My grandfather Bud remembers Temma as “a small woman.  She was small.  She was plump.  She was blue-eyed—I remember that—and always pleasant.”  Harold Grossman, Lou’s son, recalls that she was “a very quiet lady, good cook.  Very short.  Non conversant, of course.  As I remember, she looked like Lou.  Lou looked like Temma.  Sort of grayish blond, short, fairly stocky, as I can remember her… I didn’t speak Yiddish and she didn’t speak English.”  Arthur Bierman told me that she was a pleasant, short and stocky woman who took care of the family butcher shop.  Rosalee Borus described her as a little, round woman who depended much on her sons Lou and Max.  Francis Yedidia remembers her simply as a very sweet and kind person.

Marion Shapiro characterized Temma as a businesswoman who fought much with her husband.  Morris never recorded his charges, so Temma would often hurry to write down what he did not.  Her enthusiasm for business sometimes caused her to neglect cooking and cleaning, which made him angry.  She was chubby and short and wore a wig.

Harold Grossman, Max’s son, told me the following: “Well, I knew my grandfather and grandmother.  My grandmother [Temma] never spoke one word of English, and we couldn’t communicate with her.  I’d stop by after Hebrew school, when I was going to Hebrew school at that time, and I’d have nothing to say to her, nor could she say anything to me.  But she’d be sitting in a big, overstuffed chair and I’d come up and sort of sit on the arm of it.  She’d give me a hug and a squeeze.  And that was my total contact...with Temma.”  Harold’s sister Marion Cohen recalls that she and her mother Ida Grossman used to go over to Moishe and Temma’s to help keep their home kosher, which was very hard work.  Ida used to do that as a favor for her mother-in-law.

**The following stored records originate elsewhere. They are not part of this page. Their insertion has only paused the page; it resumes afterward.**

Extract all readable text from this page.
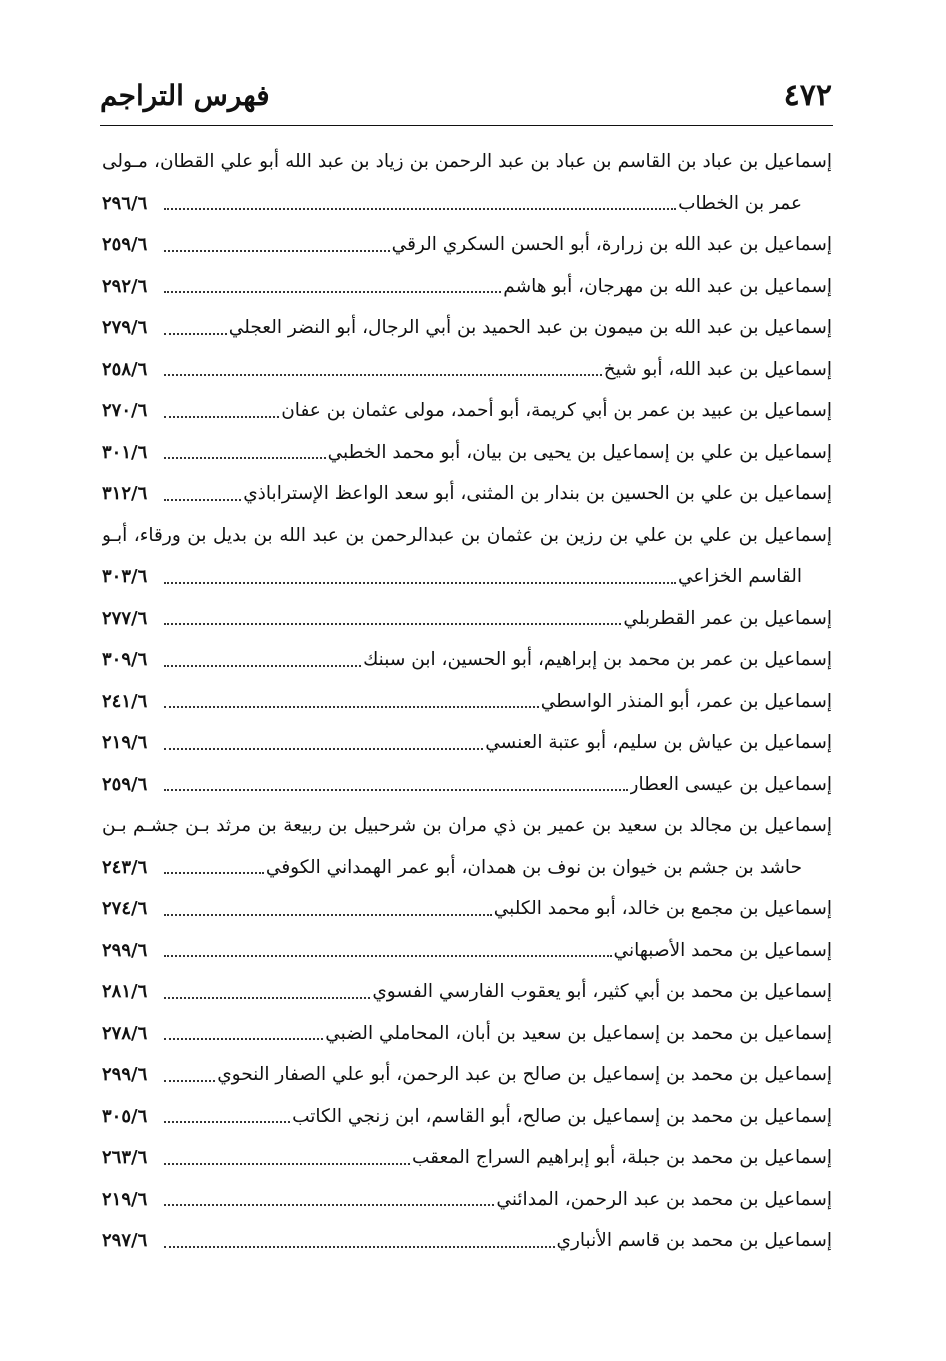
٤٧٢
فهرس التراجم
إسماعيل بن عباد بن القاسم بن عباد بن عبد الرحمن بن زياد بن عبد الله أبو علي القطان، مـولى
عمر بن الخطاب
٢٩٦/٦
إسماعيل بن عبد الله بن زرارة، أبو الحسن السكري الرقي
٢٥٩/٦
إسماعيل بن عبد الله بن مهرجان، أبو هاشم
٢٩٢/٦
إسماعيل بن عبد الله بن ميمون بن عبد الحميد بن أبي الرجال، أبو النضر العجلي
٢٧٩/٦
إسماعيل بن عبد الله، أبو شيخ
٢٥٨/٦
إسماعيل بن عبيد بن عمر بن أبي كريمة، أبو أحمد، مولى عثمان بن عفان
٢٧٠/٦
إسماعيل بن علي بن إسماعيل بن يحيى بن بيان، أبو محمد الخطبي
٣٠١/٦
إسماعيل بن علي بن الحسين بن بندار بن المثنى، أبو سعد الواعظ الإستراباذي
٣١٢/٦
إسماعيل بن علي بن علي بن رزين بن عثمان بن عبدالرحمن بن عبد الله بن بديل بن ورقاء، أبـو
القاسم الخزاعي
٣٠٣/٦
إسماعيل بن عمر القطربلي
٢٧٧/٦
إسماعيل بن عمر بن محمد بن إبراهيم، أبو الحسين، ابن سبنك
٣٠٩/٦
إسماعيل بن عمر، أبو المنذر الواسطي
٢٤١/٦
إسماعيل بن عياش بن سليم، أبو عتبة العنسي
٢١٩/٦
إسماعيل بن عيسى العطار
٢٥٩/٦
إسماعيل بن مجالد بن سعيد بن عمير بن ذي مران بن شرحبيل بن ربيعة بن مرثد بـن جشـم بـن
حاشد بن جشم بن خيوان بن نوف بن همدان، أبو عمر الهمداني الكوفي
٢٤٣/٦
إسماعيل بن مجمع بن خالد، أبو محمد الكلبي
٢٧٤/٦
إسماعيل بن محمد الأصبهاني
٢٩٩/٦
إسماعيل بن محمد بن أبي كثير، أبو يعقوب الفارسي الفسوي
٢٨١/٦
إسماعيل بن محمد بن إسماعيل بن سعيد بن أبان، المحاملي الضبي
٢٧٨/٦
إسماعيل بن محمد بن إسماعيل بن صالح بن عبد الرحمن، أبو علي الصفار النحوي
٢٩٩/٦
إسماعيل بن محمد بن إسماعيل بن صالح، أبو القاسم، ابن زنجي الكاتب
٣٠٥/٦
إسماعيل بن محمد بن جبلة، أبو إبراهيم السراج المعقب
٢٦٣/٦
إسماعيل بن محمد بن عبد الرحمن، المدائني
٢١٩/٦
إسماعيل بن محمد بن قاسم الأنباري
٢٩٧/٦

Temma passed away in 1937 and Moishe passed away on November 24, 1938.  Moishe was apparently a healthy man until shortly before he died, when he was diagnosed with throat cancer.  Temma, on the other hand, was in poor health during the last years of her life because she suffered from diabetes.  Moishe’s obituary appeared in the Minneapolis Tribune on November 26, 1938 and then in the American Jewish World on December 2.

 

Moishe Grossman's obituary, Minneapolis Tribune: November 26, 1938

Moishe Grossman's obituary, American Jewish World: December 2, 1938

The prominent headline in the latter reads “Morris Grossman, 79, Pioneer, Dead”.  I cite the article in full: “Morris Grossman, 79, 1243 Logan Avenue North, a pioneer resident of the Jewish community, passed away Thanksgiving day.  Final rites were conducted the following day at Mikro Kodesh synagogue under the direction of Hodroff mortuary.  Rabbi S. T. Swirsky officiated.  Interment was in the United Hebrew Brotherhood cemetery.

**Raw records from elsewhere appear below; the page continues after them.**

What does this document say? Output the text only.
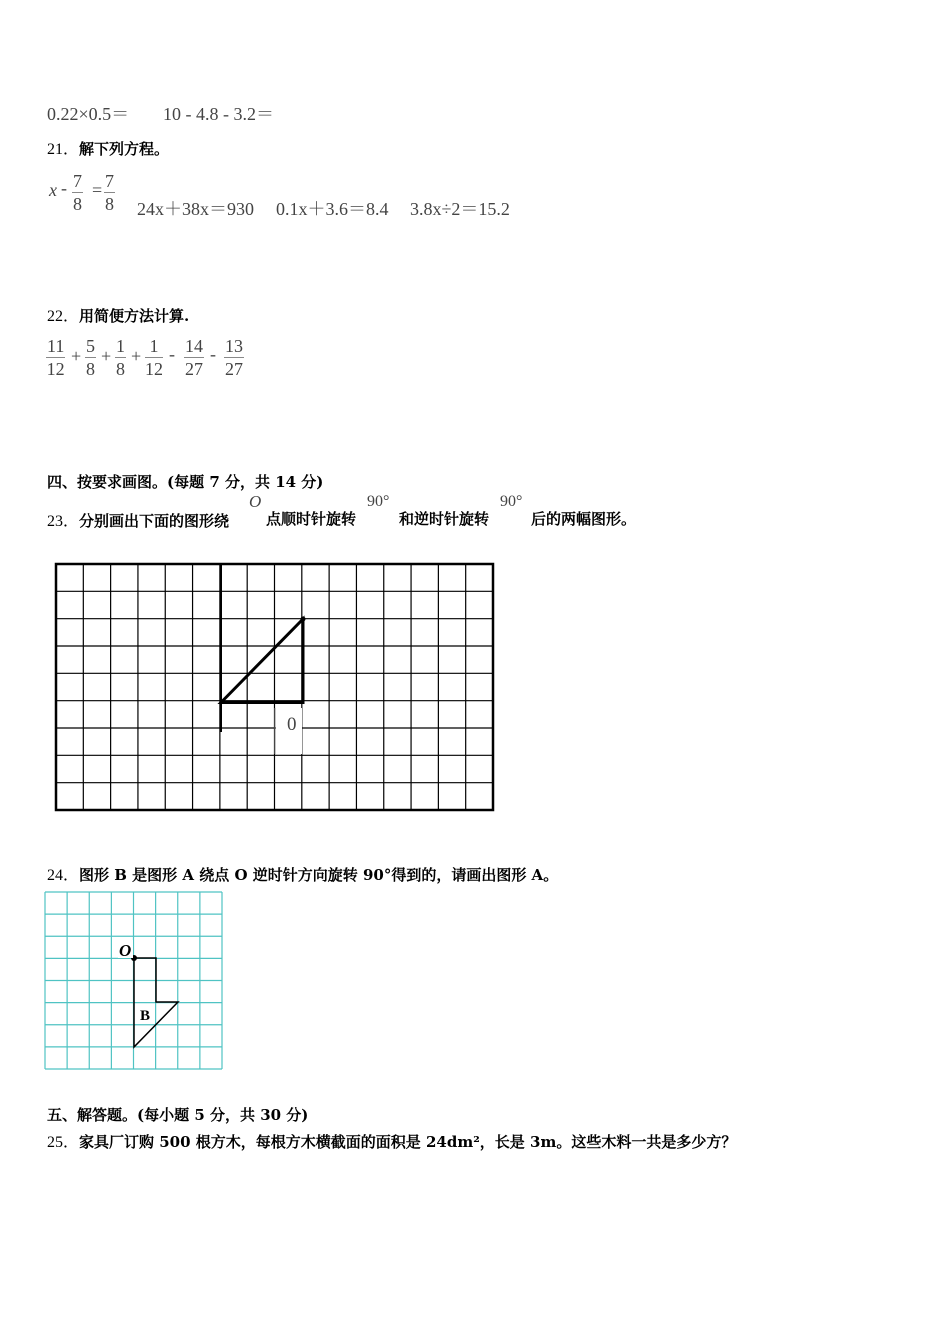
0.22×0.5＝ 10 - 4.8 - 3.2＝
21．解下列方程。
$x - \frac{7}{8} = \frac{7}{8} 24x+38x=930$ 0.1x＋3.6＝8.4 3.8x÷2＝15.2
22．用简便方法计算.
$\frac{11}{12} + \frac{5}{8} + \frac{1}{8} + \frac{1}{12} - \frac{14}{27} - \frac{13}{27}$
四、按要求画图。(每题 7 分，共 14 分)
23．分别画出下面的图形绕
O
点顺时针旋转
90°
和逆时针旋转
90°
后的两幅图形。
0
24．图形 B 是图形 A 绕点 O 逆时针方向旋转 90°得到的，请画出图形 A。
O
B
五、解答题。(每小题 5 分，共 30 分)
25．家具厂订购 500 根方木，每根方木横截面的面积是 24dm²，长是 3m。这些木料一共是多少方？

“A native of Russia, Mr. Grossman had lived in Minneapolis 50 years.  He was among the founders of the Mikro Kodesh synagogue.  Survivors are two daughters, Mrs. Harry Stillman of this city and Mrs. S. Bierman of St. Louis; two sons, Louis S. and Max Grossman of Minneapolis; two sisters, Mrs. J. Bierman of Minneapolis and Mrs. E. Grossman of St. Louis; 16 grandchildren and nine great-grandchildren.”

I calculated that if Moishe and Temma and all of their direct progeny had been alive in 1996, the couple would have counted 4 children, 17 grandchildren, 45 great-grandchildren, 77 great-great grandchildren (3 of whom were adopted), and 25 great-great-great grandchildren.  As of that year, when I conducted my own census by telephone, Moishe and Temma had 165 direct descendants!